The problem with time is not that it will end, but that its very mode of being is deficient. The problem is not that our time is short, but that we are in time in the first place. For this reason, more time is no solution. Not even endlessly recurring time is any solution. Even if time were unending and I were omnitemporal, existing at every time, my life would still be strung out in moments outside of each other, with the diachronic identifications of memory and expectation no substitute for a true unity. To the moment I say, Verweile doch, du bist so schön (Goethe, Faust) but the beautiful moment will not abide, and abidance-in-memory is a sorry substitute, and a self diachronically constituted by such makeshifts is arguably no true self. Existing as we do temporally, we are never at one with ourselves: the past is no longer, the future not yet, and the present fleeting. We exist outside ourselves in temporal ec-stasis. We are strung out in temporal diaspora. The only Now we know is the nunc movens.
This is very similar to the overall idea behind my ongoing attempt at writing a science-fiction novel, Kalypso's Envy. I haven't yet reached the point where I explain the title, but when I do it will make a very similar point to Vallicella's.
Update (April 3): I thought about this issue again recently. My son and I started walking around a restaurant near our apartment, and we did it over and over again. More to the point, my son wanted to do it exactly the same way each time: he held my hand while walking up the stairs at a particular point, would run halfway around the restaurant (which is round), then sat down on a curb. I sat next to him, he'd drape his arm over my leg, then jump up and run down a ramp, then around to where we started. Over and over. It occurred to me that by repeating the experience, he was trying to capture it in a way that experiences cannot be captured in time. He was trying to relive the experience, even though after reliving it, it would be gone once more. Indeed, this may be the motive behind the battle cry of the child: "Again!" I don't want the experience to be over, I want to continue experiencing it, I want to capture it, contain it, and keep it. So perhaps we are aware of the "temporal diaspora" as soon as we are able to think.

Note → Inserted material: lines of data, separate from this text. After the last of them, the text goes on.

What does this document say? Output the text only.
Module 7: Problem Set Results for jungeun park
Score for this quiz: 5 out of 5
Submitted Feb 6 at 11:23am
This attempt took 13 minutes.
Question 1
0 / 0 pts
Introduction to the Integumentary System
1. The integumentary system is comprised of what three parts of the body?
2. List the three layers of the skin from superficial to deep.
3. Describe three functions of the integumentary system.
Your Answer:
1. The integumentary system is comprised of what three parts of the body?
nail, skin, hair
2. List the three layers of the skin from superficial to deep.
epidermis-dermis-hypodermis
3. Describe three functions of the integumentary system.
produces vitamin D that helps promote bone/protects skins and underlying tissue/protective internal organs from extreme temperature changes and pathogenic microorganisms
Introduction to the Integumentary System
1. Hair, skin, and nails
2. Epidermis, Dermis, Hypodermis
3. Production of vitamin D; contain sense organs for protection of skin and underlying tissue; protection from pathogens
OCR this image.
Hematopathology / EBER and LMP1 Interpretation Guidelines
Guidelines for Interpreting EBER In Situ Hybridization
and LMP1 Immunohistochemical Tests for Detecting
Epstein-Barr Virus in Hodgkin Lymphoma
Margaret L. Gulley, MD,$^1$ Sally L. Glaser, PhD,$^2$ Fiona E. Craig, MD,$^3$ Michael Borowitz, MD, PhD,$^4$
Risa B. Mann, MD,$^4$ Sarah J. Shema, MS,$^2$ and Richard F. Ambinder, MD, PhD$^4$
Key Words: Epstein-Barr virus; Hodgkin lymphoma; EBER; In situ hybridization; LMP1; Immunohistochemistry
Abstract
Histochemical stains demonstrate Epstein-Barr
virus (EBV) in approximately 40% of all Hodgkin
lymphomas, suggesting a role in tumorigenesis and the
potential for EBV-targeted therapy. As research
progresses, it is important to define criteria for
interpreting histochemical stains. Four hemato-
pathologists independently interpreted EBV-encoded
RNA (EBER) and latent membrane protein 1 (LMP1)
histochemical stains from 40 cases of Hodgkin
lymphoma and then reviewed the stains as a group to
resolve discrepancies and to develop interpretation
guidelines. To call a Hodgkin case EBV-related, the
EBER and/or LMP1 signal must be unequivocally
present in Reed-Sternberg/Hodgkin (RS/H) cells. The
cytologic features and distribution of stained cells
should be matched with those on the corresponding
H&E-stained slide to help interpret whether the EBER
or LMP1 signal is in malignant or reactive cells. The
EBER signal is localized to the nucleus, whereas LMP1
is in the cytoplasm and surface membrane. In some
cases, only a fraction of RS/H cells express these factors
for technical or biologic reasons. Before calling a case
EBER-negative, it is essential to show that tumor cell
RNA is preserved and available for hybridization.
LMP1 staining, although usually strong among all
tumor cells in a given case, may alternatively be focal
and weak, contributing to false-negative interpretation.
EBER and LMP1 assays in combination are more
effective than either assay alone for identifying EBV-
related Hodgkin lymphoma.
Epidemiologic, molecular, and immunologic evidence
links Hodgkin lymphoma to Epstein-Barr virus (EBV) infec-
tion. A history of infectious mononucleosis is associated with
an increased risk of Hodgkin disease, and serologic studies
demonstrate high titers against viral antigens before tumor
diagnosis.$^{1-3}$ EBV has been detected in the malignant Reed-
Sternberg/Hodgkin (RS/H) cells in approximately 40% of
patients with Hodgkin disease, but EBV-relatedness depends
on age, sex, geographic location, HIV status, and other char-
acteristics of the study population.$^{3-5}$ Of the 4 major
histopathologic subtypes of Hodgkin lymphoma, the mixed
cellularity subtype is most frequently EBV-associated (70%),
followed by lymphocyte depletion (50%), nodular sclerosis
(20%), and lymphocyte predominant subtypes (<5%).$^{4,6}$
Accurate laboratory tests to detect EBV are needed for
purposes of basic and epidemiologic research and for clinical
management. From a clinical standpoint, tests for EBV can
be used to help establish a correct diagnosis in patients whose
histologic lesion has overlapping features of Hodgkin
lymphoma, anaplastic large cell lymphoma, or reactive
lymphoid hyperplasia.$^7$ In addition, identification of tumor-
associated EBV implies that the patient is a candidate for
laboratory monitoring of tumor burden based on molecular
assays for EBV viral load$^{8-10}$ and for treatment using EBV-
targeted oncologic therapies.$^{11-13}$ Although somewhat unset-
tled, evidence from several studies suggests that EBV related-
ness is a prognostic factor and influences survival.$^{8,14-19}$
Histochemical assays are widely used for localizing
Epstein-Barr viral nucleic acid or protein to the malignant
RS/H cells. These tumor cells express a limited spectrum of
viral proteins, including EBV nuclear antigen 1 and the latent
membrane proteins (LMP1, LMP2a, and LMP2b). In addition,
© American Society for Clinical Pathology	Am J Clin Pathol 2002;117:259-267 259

Then this got me thinking about rituals. In repeating certain things, we are participating, so we think, in something eternal, something which does not end. But we do not capture the experience, the experience captures us. Thus the temporal is subsumed into the eternal.
But that's not the whole story, since many rituals are repetitions of past events. Jewish Passover or Christian Communion are repeating events that took place at a particular place at a particular time. So how does this involve eternity? Perhaps it does not. But perhaps the original events were expressions of something eternal, and the repetitions are further participations in that eternal event. Passover is not just a meal repeating an earlier meal, it is repeating a meal that symbolizes the ancient Hebrews' emancipation. Communion, or the Lord's Supper , is not just repeating the Last Supper Jesus ate with his apostles. It symbolizes Christ's death, the bread and wine becoming, in some sense, his broken body and spilled blood: in Communion, the Christian participates in Christ's atoning death. Jesus died at a particular place at a particular time. Yet he is also "the Lamb who was slain from the creation of the world". So time weaves itself into eternity -- and vice-versa -- in interesting ways.